Investor relations material shall be contained within a separate section of the Company's Web site and shall include a notice that advises the reader that the information posted was accurate at the time of posting, but may be superceded by subsequent disclosures. All data posted to the Web site, including text and audiovisual material, shall show the date such material was issued. Any material changes in information must be updated immediately. A log indicating the date that Material Information is posted and/or removed from the investor relations Web site will be maintained. The minimum retention period for material corporate information on the Web site shall be two years.
Disclosure on the Company's Web site alone does not constitute adequate disclosure of information that is considered material non-public information. Any disclosures of Material Information on its Web site will be preceded by the issuance of a news release.
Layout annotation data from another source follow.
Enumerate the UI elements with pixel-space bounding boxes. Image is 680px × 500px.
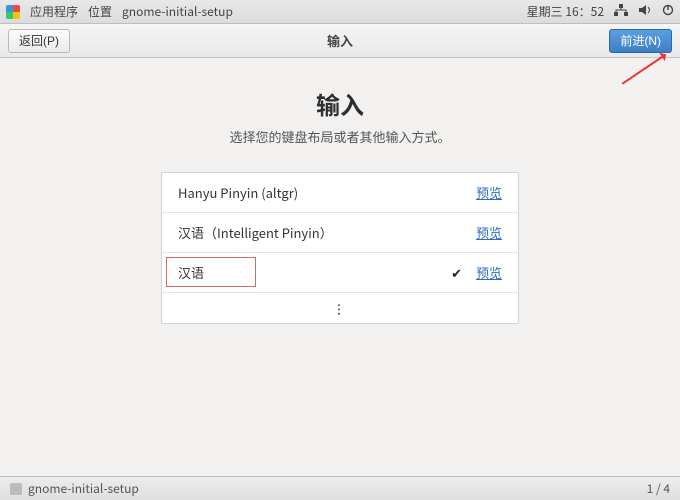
page-subtitle: 选择您的键盘布局或者其他输入方式。 [229,127,450,146]
places-menu[interactable]: 位置 [88,3,112,20]
activities-icon[interactable] [6,5,20,19]
input-source-list: Hanyu Pinyin (altgr) 预览 汉语（Intelligent P… [161,172,519,324]
page-content: 输入 选择您的键盘布局或者其他输入方式。 Hanyu Pinyin (altgr… [0,58,680,324]
top-panel: 应用程序 位置 gnome-initial-setup 星期三 16：52 [0,0,680,24]
clock[interactable]: 星期三 16：52 [527,3,604,20]
layout-label: 汉语（Intelligent Pinyin） [178,223,476,242]
more-icon: ⋯ [330,302,349,313]
list-item[interactable]: 汉语（Intelligent Pinyin） 预览 [162,213,518,253]
network-icon[interactable] [614,3,628,20]
header-bar: 返回(P) 输入 前进(N) [0,24,680,58]
bottom-panel: gnome-initial-setup 1 / 4 [0,476,680,500]
window-title: gnome-initial-setup [122,3,233,20]
preview-link[interactable]: 预览 [476,263,502,282]
taskbar-app-label[interactable]: gnome-initial-setup [28,480,139,497]
preview-link[interactable]: 预览 [476,183,502,202]
list-item[interactable]: Hanyu Pinyin (altgr) 预览 [162,173,518,213]
more-button[interactable]: ⋯ [162,293,518,323]
layout-label: 汉语 [178,263,451,282]
preview-link[interactable]: 预览 [476,223,502,242]
page-title: 输入 [316,86,364,121]
power-icon[interactable] [662,3,674,20]
taskbar-app-icon[interactable] [10,483,22,495]
header-title: 输入 [0,31,680,50]
check-icon: ✔ [451,263,462,282]
forward-button[interactable]: 前进(N) [609,29,672,53]
layout-label: Hanyu Pinyin (altgr) [178,183,476,202]
list-item[interactable]: 汉语 ✔ 预览 [162,253,518,293]
volume-icon[interactable] [638,3,652,20]
workspace-indicator[interactable]: 1 / 4 [647,480,670,497]
back-button[interactable]: 返回(P) [8,29,70,53]
applications-menu[interactable]: 应用程序 [30,3,78,20]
The CEO or CFO shall also be responsible for responses to electronic inquiries. Only public information or information which could otherwise be disclosed in accordance with this disclosure policy shall be utilized in responding to electronic inquiries.
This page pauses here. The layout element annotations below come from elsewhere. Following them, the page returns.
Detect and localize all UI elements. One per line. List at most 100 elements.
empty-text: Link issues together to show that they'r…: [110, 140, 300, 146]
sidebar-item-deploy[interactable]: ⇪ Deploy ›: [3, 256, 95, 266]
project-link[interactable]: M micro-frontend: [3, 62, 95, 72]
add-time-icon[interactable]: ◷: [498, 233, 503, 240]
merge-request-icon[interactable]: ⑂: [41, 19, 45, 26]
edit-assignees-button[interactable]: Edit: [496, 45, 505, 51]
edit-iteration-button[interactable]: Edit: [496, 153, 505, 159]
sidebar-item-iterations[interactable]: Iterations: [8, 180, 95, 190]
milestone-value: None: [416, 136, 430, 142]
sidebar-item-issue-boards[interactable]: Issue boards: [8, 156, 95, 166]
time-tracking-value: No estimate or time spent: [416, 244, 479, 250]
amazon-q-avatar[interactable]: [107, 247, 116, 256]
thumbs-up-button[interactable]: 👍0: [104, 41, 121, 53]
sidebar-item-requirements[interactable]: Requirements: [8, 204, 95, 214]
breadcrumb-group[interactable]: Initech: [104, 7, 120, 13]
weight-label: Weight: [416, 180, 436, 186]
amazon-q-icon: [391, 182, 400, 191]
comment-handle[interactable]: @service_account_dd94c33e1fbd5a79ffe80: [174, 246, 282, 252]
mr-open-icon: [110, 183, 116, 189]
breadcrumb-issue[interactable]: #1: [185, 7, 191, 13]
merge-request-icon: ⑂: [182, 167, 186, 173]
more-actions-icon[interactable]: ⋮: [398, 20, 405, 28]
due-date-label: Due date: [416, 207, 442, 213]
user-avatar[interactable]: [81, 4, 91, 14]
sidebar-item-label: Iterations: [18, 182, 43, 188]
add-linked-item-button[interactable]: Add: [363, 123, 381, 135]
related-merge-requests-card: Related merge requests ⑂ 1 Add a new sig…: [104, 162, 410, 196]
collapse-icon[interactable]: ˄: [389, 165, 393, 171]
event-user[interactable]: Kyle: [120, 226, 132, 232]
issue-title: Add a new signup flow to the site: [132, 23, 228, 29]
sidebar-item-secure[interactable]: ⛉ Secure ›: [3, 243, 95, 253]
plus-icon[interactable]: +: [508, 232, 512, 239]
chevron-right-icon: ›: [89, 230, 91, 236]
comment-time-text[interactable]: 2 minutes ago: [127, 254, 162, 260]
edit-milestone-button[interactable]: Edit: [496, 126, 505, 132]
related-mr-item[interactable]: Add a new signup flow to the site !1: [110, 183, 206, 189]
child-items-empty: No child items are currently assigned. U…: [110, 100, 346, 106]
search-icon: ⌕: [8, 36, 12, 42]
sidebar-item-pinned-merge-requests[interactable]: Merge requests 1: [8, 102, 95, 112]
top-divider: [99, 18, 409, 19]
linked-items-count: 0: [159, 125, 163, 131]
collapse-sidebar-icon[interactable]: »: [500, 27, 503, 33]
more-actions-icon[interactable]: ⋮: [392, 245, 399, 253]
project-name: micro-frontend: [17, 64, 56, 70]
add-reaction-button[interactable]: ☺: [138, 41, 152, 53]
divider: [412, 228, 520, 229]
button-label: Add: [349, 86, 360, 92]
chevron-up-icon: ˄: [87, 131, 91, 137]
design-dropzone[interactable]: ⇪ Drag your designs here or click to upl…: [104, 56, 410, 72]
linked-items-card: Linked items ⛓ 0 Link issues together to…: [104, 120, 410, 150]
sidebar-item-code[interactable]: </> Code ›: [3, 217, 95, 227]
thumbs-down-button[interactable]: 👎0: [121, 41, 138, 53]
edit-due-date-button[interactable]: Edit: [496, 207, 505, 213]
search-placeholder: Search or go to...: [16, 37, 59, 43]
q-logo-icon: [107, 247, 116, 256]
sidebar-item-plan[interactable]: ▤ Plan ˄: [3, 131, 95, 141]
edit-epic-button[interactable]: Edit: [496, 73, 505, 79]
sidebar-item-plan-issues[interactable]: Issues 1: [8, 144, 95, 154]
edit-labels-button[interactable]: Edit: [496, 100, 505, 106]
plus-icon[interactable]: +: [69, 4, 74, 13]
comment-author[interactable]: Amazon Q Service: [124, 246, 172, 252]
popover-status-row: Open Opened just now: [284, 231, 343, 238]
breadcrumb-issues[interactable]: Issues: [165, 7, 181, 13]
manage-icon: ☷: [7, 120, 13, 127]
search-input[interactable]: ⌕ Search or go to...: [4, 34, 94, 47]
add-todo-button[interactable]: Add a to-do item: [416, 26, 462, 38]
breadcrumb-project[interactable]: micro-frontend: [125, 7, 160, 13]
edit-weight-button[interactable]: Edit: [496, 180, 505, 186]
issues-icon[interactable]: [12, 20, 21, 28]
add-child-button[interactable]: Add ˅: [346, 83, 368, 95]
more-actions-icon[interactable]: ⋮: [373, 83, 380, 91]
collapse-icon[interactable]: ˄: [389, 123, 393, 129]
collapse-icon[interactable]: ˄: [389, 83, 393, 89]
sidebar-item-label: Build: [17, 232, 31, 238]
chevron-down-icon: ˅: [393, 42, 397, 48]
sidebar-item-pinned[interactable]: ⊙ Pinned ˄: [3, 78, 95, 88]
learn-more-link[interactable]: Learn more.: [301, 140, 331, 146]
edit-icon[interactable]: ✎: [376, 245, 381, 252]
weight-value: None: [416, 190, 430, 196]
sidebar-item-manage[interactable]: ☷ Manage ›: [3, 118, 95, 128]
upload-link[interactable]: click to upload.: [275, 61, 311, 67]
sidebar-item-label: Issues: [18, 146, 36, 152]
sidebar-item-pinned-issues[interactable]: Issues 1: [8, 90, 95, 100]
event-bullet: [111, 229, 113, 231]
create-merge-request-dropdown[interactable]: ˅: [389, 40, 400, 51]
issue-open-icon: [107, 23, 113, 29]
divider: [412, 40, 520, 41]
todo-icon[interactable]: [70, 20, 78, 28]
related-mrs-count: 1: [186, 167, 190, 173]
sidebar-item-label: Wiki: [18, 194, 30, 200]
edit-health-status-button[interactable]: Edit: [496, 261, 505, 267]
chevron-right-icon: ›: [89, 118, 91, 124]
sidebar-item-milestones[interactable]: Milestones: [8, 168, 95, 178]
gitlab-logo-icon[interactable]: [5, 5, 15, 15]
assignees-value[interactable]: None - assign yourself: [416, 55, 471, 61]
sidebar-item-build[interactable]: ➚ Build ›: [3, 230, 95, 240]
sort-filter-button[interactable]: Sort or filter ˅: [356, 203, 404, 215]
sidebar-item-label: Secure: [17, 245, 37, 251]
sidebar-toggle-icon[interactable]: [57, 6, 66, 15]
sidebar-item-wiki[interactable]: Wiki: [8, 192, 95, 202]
In order to ensure that no material undisclosed information is inadvertently disclosed, employees are prohibited from participating in Internet chat rooms or newsgroup discussions on matters pertaining to the Company's activities or its securities. Employees who encounter a discussion pertaining to the Company should advise the CEO and CFO immediately, so the discussion may be monitored.
COMMUNICATION AND ENFORCEMENT
This disclosure policy extends to all directors, officers, employees, consultants and authorized spokespersons of the Company. New directors, officers, employees, consultants and spokespersons will be provided with a copy of this disclosure policy and will be educated about its importance. This disclosure policy will be circulated on an annual basis and whenever changes are made.
Any employee who violates this disclosure policy may face disciplinary action up to and including termination of his or her employment with the Company without notice. The violation of this disclosure policy may also violate certain securities laws. If it appears that anyone subject to this Policy may have violated such securities laws, the Company may refer the matter to the appropriate regulatory authorities, which could lead to penalties, fines or imprisonment.